Pastor of Salem Bible Church in Atlanta, Jasper Williams Jr., is standing by recent comments criticizing black America for losing its soul at music icon Aretha Franklin's funeral.
"I was trying to show that the movement now is moving and should move in a different direction," Williams told the Associated Press after he was accused of being homophobic, sexist and demeaning to other black people.
"... What we need to do is create respect among ourselves. Aretha is the person with that song 'R-E-S-P-E-C-T' that is laid out for us and what we need to be as a race within ourselves. We need to show each other that. We need to show each other respect. That was the reason why I did it," he said of his message.
In his controversial eulogy Friday, Williams slammed black-on-black crime, Black Lives Matter, and argued that single mothers are incapable of raising sons well by themselves.

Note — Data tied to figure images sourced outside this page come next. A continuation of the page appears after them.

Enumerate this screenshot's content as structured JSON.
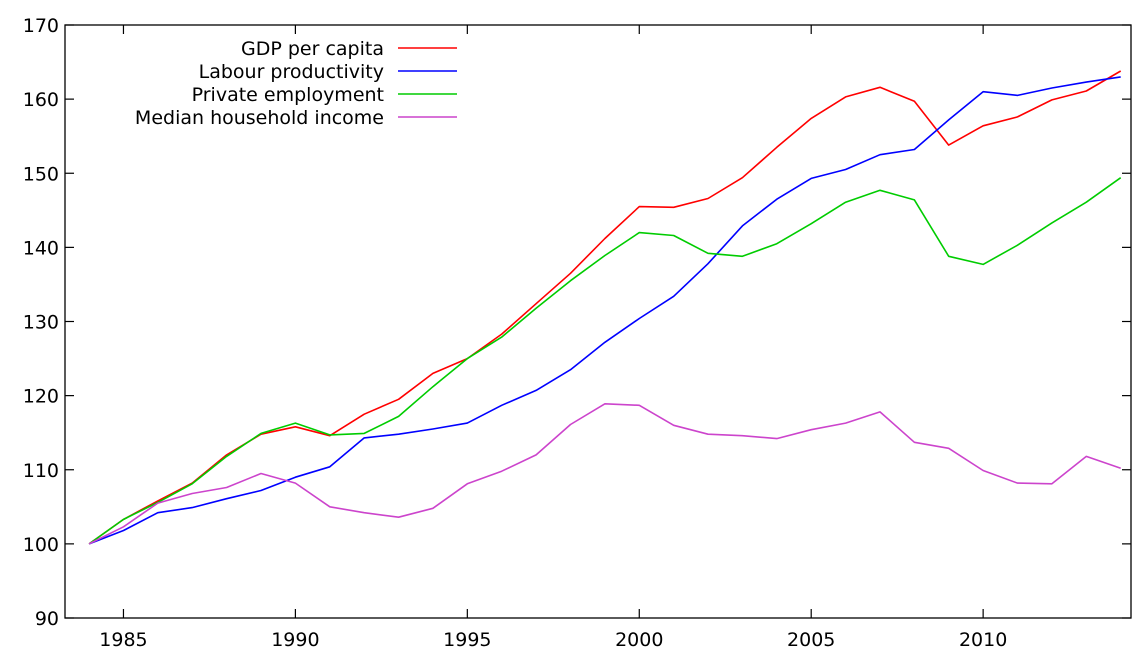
{
  "chart_data": {
    "type": "line",
    "title": "",
    "xlabel": "",
    "ylabel": "",
    "xlim": [
      1983.3,
      2014.3
    ],
    "ylim": [
      90,
      170
    ],
    "x_ticks": [
      1985,
      1990,
      1995,
      2000,
      2005,
      2010
    ],
    "y_ticks": [
      90,
      100,
      110,
      120,
      130,
      140,
      150,
      160,
      170
    ],
    "x_tick_labels": [
      "1985",
      "1990",
      "1995",
      "2000",
      "2005",
      "2010"
    ],
    "y_tick_labels": [
      "90",
      "100",
      "110",
      "120",
      "130",
      "140",
      "150",
      "160",
      "170"
    ],
    "grid": false,
    "legend_position": "top-left",
    "x": [
      1984,
      1985,
      1986,
      1987,
      1988,
      1989,
      1990,
      1991,
      1992,
      1993,
      1994,
      1995,
      1996,
      1997,
      1998,
      1999,
      2000,
      2001,
      2002,
      2003,
      2004,
      2005,
      2006,
      2007,
      2008,
      2009,
      2010,
      2011,
      2012,
      2013,
      2014
    ],
    "series": [
      {
        "name": "GDP per capita",
        "color": "#ff0000",
        "values": [
          100,
          103.3,
          105.8,
          108.2,
          112,
          114.8,
          115.8,
          114.6,
          117.5,
          119.5,
          123,
          125,
          128.3,
          132.4,
          136.5,
          141.2,
          145.5,
          145.4,
          146.6,
          149.4,
          153.5,
          157.4,
          160.3,
          161.6,
          159.7,
          153.8,
          156.4,
          157.6,
          159.9,
          161.1,
          163.8
        ]
      },
      {
        "name": "Labour productivity",
        "color": "#0000ff",
        "values": [
          100,
          101.8,
          104.2,
          104.9,
          106.1,
          107.2,
          109,
          110.4,
          114.3,
          114.8,
          115.5,
          116.3,
          118.7,
          120.7,
          123.5,
          127.2,
          130.4,
          133.4,
          137.8,
          142.9,
          146.5,
          149.3,
          150.5,
          152.5,
          153.2,
          157.2,
          161,
          160.5,
          161.5,
          162.3,
          163
        ]
      },
      {
        "name": "Private employment",
        "color": "#00cc00",
        "values": [
          100,
          103.3,
          105.6,
          108.1,
          111.8,
          114.9,
          116.3,
          114.7,
          114.9,
          117.2,
          121.2,
          125,
          127.9,
          131.8,
          135.5,
          138.9,
          142,
          141.6,
          139.2,
          138.8,
          140.5,
          143.2,
          146.1,
          147.7,
          146.4,
          138.8,
          137.7,
          140.3,
          143.3,
          146.1,
          149.4
        ]
      },
      {
        "name": "Median household income",
        "color": "#cc44cc",
        "values": [
          100,
          102.3,
          105.5,
          106.8,
          107.6,
          109.5,
          108.2,
          105,
          104.2,
          103.6,
          104.8,
          108.1,
          109.8,
          112,
          116.1,
          118.9,
          118.7,
          116,
          114.8,
          114.6,
          114.2,
          115.4,
          116.3,
          117.8,
          113.7,
          112.9,
          109.9,
          108.2,
          108.1,
          111.8,
          110.2
        ]
      }
    ]
  }
}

"It amazes me how it is that when the police kills one of us, we're ready to protest, march, destroy innocent property," he said. "We're ready to loot, steal whatever we want. ... But when we kill 100 of us, nobody says anything. Nobody does anything."
He continued: "If you choose to ask me today — Do black lives matter? Let me answer like this. No. Black lives do not matter. Black lives will not matter. ... Black lives should not matter. Black lives must not matter. Until black people start respecting black lives and stop killing ourselves, black lives can never matter."
Williams who also argued against the prevalence of single mothers in the black community said that it is "now time for black America to come back home" to their values which have strong Christian roots.
"Anytime we stray away from God's design for what the home is supposed to be, heavy will be our results," he said. "God has told us what to do with our home. He designed the home. I mean God put in a home a man and a woman, a father and a mother. God put in the home a husband and a wife. A provider and a nurturer."
According to the AP, some critics of Williams' critique on single mothers thought he was taking a dig at Franklin, who was a single mother of four boys. He argued however that his words about black women being incapable of raising sons well alone were taken out of context.
"Here's the root of what I've been talking about: In order to change America, we must change black America's culture," he said. "We must do it through parenting. In order for the parenting to go forth, it has to be done in the home. The home."
Media commentator and professor of Media Studies and Urban Education at Temple University, Marc Lamont Hill, was among the pastor's many critics who dismissed he message as "right-wing talking points."
"It would've been amazing if Pastor Jasper Williams had centered [on] Aretha Franklin instead of her father and right-wing talking points," Hill noted on Twitter.
Williams insisted however that much of the flak he is receiving is due to people not understanding what he is talking about.
"I'm sure much of the negativity is due to the fact that they don't understand what I'm talking about," he told the AP. "Anybody who thinks black America is all right as we are now is crazy. We're not all right. It's a lot of change that needs to occur. This change must come from within us. Nobody can give us things to eliminate where we are. We have to change from within ourselves. It is ludicrous for the church not to be involved. The church is the only viable institution we have in the African-American community. We must step up and turn our race around."